Today's hearing aids are usually provided with a signal processor and a number of different signal processing algorithms, wherein each algorithm is tailored to particular user preferences and particular categories of sound environment. Signal processing parameters of the various signal processing algorithms are typically determined during an initial fitting session in a dispenser's office and programmed into the hearing aid by activating desired algorithms and setting algorithm parameters in a non-volatile memory area of the hearing aid and/or transmitting desired algorithms and algorithm parameter settings to the non-volatile memory area.
Typically, an audiologist spends a very limited amount of time on fitting a hearing aid to each patient compared to all the nuances that are associated with hearing loss. Diagnostic procedures exist which would optimize the prescribed hearing aid parameters to maximize the benefit that the patient would get out of their hearing instruments. Unfortunately, the time needed to carry out these procedures is prohibitive for the audiologist and instead they often resort to an automatic fitting procedure with minimal personalization. This results in several return visits to the audiologist for the patient, alternatively that the patient gives up and deems the hearing instrument as being more of a burden than a benefit and the instrument ends up not being used.
Another fundamental challenge is that the fitting procedure is based on a parametric model defined by the hearing aid manufacturer. This model can be based on e.g. loudness perception, cochlear compression modelling and/or audibility threshold shifts. This implies that the solution space and the possible hearing aid configurations are limited to what the designing scientists think they know about hearing loss, or essentially how good the hearing loss model is in predicting listening performance of the individual patient.
It is known from several studies that the hearing loss model that is typically used is fundamentally wrong. For instance, if the hearing aid is fitted to compensate exactly for the modelled loss of compression in the cochlea, the sound will be uncomfortably loud, which indicates that the model is flawed.
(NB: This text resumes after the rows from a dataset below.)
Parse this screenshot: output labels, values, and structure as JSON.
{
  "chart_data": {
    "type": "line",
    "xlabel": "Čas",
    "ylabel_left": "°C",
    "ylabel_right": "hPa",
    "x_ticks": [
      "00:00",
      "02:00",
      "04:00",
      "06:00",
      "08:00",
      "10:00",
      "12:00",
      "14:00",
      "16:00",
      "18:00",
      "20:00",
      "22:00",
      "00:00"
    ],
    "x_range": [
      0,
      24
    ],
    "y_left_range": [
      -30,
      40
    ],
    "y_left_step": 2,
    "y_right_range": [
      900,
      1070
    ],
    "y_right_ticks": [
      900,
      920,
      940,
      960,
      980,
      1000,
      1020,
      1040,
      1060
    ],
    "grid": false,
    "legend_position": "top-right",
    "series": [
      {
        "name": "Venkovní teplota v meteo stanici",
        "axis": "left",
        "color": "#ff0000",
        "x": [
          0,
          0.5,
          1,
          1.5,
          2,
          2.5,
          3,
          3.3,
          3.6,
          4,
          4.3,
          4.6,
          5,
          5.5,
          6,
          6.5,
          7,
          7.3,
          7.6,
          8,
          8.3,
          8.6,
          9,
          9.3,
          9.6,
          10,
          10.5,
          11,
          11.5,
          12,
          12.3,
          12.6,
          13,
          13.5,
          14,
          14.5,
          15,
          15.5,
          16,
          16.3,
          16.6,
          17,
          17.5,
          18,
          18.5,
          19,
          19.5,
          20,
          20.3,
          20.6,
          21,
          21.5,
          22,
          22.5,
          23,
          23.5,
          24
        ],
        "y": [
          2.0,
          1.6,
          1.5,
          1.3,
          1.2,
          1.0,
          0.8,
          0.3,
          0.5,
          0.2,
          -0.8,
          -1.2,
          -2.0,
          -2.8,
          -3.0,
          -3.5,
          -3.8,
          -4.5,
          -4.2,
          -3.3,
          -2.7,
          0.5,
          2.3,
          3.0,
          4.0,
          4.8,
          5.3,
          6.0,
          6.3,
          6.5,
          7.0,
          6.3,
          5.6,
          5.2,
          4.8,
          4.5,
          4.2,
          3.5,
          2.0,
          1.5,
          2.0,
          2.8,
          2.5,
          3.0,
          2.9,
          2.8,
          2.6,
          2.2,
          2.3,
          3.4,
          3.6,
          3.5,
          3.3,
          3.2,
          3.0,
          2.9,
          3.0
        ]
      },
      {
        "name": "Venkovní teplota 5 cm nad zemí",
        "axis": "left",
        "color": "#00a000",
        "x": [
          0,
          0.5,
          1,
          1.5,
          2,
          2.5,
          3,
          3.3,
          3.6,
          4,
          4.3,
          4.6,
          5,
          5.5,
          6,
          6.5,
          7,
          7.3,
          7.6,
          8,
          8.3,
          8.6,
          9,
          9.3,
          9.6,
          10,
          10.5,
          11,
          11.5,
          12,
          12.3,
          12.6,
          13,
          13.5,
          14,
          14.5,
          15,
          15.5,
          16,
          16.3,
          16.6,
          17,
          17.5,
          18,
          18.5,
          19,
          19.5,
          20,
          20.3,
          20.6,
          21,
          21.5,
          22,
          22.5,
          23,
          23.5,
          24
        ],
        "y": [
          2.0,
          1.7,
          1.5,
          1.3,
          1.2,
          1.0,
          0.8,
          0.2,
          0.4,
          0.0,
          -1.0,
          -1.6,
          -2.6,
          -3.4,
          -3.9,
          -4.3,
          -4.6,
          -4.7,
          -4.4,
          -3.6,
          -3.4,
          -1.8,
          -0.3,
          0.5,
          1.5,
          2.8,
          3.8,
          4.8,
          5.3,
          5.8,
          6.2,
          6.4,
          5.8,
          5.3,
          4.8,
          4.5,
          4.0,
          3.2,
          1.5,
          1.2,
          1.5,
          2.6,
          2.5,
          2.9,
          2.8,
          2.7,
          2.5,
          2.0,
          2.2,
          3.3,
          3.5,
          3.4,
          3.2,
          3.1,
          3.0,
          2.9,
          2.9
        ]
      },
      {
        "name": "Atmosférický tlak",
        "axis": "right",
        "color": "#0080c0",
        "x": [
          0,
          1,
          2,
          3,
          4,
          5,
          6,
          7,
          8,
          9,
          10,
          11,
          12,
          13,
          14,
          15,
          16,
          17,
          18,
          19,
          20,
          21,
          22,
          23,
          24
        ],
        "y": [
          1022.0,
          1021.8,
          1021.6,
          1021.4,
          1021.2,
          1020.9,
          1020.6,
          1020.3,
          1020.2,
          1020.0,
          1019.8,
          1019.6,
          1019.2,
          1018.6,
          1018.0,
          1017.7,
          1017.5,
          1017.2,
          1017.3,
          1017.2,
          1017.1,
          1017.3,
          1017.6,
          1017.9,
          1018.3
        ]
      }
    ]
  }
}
Another example of where the model breaks down is when trying to fit hearing impaired subjects with similar or close to identical audiograms but different levels of cognition; here, the higher performing subjects benefit from syllabic compression whereas the lower performing patients benefit more from longer time constants in the compression. The challenge is that the optimization of the hearing aid is based on adjusting a model that is believed to be correlated with listener performance, when it really isn't.
Also, a parametric model does not have the ability to change fundamental behaviour even if new knowledge is unveiled that change the nature of the data.